Failure builds mastery

Kiyosaki criticizes the idea that mistakes should be something we’re punished for and instead says that mistakes are avenues for us to learn new things.

Failure teaches people valuable lessons that they can’t get from reading a textbook. Each mistake gives entrepreneurs and investors the chance to reflect, optimize their next effort and learn how to navigate setbacks. Obstacles are a part of life, and failing often makes you more comfortable with all of the challenges managing finances can throw at you.

Lessons for late bloomers

Kiyosaki also advocates for the idea that it’s never too late to build wealth. Whether you want to start a business or become financially independent, his thinking promotes that these opportunities are still possible, even if you’re starting later in life. At this point, you’ve likely made some mistakes and learned lessons that can help you on your journey.

You have built-in wisdom and can use those insights to finish strong in your pursuit of building a formidable nest egg.

Turning small failures into wins

Every action generates insights, even if the intended outcome is different from what actually happened.
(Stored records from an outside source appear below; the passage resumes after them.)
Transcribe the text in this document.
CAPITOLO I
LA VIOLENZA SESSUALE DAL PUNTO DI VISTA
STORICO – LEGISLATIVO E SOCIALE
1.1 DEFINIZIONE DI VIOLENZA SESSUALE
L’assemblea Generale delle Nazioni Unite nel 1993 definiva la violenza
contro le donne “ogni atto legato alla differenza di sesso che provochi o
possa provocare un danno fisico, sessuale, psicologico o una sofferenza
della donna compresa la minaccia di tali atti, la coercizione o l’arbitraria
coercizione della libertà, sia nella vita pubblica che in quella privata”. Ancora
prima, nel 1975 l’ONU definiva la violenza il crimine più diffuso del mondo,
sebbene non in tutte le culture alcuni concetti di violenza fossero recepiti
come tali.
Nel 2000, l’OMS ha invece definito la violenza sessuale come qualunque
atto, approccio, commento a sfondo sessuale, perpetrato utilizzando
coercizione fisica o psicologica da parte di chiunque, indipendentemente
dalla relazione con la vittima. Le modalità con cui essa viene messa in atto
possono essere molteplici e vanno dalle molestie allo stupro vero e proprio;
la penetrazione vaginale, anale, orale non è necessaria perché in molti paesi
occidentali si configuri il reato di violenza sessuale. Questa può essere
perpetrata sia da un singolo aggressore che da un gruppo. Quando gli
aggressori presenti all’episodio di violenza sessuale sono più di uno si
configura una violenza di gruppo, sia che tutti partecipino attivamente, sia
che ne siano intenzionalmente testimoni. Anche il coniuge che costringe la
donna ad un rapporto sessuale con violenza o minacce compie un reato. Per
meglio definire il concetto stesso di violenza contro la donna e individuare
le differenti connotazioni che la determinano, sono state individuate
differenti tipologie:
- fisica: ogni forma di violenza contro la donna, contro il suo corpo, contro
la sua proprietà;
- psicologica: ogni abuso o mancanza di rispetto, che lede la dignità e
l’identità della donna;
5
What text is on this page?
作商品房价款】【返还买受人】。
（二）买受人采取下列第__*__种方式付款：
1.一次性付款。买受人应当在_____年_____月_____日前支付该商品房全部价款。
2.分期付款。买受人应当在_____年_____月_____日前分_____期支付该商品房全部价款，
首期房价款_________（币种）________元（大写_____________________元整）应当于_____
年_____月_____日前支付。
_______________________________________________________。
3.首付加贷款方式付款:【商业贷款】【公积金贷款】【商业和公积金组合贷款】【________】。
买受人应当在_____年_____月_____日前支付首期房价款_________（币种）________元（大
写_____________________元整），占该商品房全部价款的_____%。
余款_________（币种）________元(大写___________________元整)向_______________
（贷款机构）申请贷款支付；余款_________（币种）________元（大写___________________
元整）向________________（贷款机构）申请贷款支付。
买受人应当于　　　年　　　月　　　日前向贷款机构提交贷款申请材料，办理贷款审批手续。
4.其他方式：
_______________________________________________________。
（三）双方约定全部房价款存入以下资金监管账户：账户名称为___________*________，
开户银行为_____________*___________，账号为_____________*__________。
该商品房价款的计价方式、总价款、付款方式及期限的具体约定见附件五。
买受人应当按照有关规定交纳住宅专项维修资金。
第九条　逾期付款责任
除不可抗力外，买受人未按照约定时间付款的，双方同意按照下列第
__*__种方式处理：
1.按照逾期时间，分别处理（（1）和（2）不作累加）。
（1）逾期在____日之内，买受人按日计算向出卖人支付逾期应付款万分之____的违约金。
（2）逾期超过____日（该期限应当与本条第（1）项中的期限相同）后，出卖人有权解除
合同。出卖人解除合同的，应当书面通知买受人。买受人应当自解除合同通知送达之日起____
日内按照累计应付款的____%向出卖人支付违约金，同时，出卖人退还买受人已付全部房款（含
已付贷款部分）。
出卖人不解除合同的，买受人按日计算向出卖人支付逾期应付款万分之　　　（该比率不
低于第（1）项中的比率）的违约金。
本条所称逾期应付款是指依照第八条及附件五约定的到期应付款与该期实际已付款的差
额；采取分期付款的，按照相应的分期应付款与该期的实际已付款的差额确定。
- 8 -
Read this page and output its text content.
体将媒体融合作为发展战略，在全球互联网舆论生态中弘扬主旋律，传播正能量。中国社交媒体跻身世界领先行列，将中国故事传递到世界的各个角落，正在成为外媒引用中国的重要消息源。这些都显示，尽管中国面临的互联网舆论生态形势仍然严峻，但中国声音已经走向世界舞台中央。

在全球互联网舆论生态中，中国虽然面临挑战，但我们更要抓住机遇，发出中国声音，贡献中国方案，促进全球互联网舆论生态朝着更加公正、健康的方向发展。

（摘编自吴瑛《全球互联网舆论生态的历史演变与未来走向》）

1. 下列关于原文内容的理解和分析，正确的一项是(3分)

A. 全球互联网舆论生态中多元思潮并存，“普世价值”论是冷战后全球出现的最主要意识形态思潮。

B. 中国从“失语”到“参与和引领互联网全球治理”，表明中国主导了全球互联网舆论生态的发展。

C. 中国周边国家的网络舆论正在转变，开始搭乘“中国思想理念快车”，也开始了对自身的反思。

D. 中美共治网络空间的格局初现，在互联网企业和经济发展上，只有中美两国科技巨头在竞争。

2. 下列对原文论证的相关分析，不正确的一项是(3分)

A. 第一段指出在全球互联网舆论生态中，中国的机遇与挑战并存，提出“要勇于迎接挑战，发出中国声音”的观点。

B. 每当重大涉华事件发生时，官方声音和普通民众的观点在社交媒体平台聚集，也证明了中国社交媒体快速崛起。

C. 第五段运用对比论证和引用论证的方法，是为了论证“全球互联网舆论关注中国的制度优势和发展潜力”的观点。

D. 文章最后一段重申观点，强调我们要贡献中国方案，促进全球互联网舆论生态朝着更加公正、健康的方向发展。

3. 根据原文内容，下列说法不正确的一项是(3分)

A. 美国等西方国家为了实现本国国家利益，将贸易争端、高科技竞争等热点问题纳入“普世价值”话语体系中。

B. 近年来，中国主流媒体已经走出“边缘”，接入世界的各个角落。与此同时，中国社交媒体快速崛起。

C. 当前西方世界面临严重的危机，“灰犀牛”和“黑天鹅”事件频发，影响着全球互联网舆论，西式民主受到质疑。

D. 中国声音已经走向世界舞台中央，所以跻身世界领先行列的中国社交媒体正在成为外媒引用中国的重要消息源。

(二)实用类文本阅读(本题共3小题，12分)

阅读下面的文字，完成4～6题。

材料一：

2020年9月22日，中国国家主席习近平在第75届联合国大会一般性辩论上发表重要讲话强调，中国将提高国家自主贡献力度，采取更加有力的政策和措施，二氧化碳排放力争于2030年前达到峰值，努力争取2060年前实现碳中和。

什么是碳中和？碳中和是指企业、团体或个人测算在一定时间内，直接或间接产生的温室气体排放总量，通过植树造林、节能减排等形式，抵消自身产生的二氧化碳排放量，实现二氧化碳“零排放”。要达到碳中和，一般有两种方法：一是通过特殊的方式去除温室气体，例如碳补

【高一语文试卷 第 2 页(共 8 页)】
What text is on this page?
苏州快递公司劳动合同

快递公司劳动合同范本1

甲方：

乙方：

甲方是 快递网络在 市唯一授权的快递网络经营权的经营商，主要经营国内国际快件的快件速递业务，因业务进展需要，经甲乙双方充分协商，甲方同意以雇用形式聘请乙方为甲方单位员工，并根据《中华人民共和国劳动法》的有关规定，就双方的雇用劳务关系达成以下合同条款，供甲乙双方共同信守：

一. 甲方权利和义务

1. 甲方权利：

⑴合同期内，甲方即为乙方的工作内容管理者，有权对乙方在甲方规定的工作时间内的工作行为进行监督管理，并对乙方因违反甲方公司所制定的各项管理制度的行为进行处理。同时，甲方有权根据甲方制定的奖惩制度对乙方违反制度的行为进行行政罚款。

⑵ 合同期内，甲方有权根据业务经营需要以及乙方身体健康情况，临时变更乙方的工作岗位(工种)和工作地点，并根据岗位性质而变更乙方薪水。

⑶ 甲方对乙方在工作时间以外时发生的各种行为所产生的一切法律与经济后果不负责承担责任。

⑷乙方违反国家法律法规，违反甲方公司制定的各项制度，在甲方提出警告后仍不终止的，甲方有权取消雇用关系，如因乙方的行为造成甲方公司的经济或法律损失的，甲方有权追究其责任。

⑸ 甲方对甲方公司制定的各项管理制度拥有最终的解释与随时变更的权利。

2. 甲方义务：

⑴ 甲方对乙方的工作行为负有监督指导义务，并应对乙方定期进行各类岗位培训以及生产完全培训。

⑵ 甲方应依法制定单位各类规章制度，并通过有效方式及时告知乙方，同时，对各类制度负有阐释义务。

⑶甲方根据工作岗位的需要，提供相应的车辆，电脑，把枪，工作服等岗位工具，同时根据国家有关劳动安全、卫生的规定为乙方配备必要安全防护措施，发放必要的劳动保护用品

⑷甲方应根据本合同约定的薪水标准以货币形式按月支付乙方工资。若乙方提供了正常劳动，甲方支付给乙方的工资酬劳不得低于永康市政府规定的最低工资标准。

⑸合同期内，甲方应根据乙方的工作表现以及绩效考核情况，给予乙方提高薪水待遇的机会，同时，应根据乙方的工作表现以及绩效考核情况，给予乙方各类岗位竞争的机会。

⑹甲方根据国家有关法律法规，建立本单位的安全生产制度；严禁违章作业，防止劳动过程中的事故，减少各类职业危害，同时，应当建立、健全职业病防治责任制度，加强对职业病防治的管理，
You can test financial strategies, adjust your budget and learn new lessons from your experiences. There is never a point when you can guarantee success in a new venture, but you can decrease your probability of failure with each new action you take.

You may have sold a stock right before it took off. Maybe you didn’t open a retirement account as early as you should have. It’s common for people to make mistakes on the way to their financial goals, but turning those mistakes into learning lessons can help you enhance your strategy.

Some people delay their retirement savings and investing because they’re afraid of losing money. But understanding that you may make mistakes and “fail” — and being comfortable with doing so — mean you’re also giving yourself the opportunity to build wealth.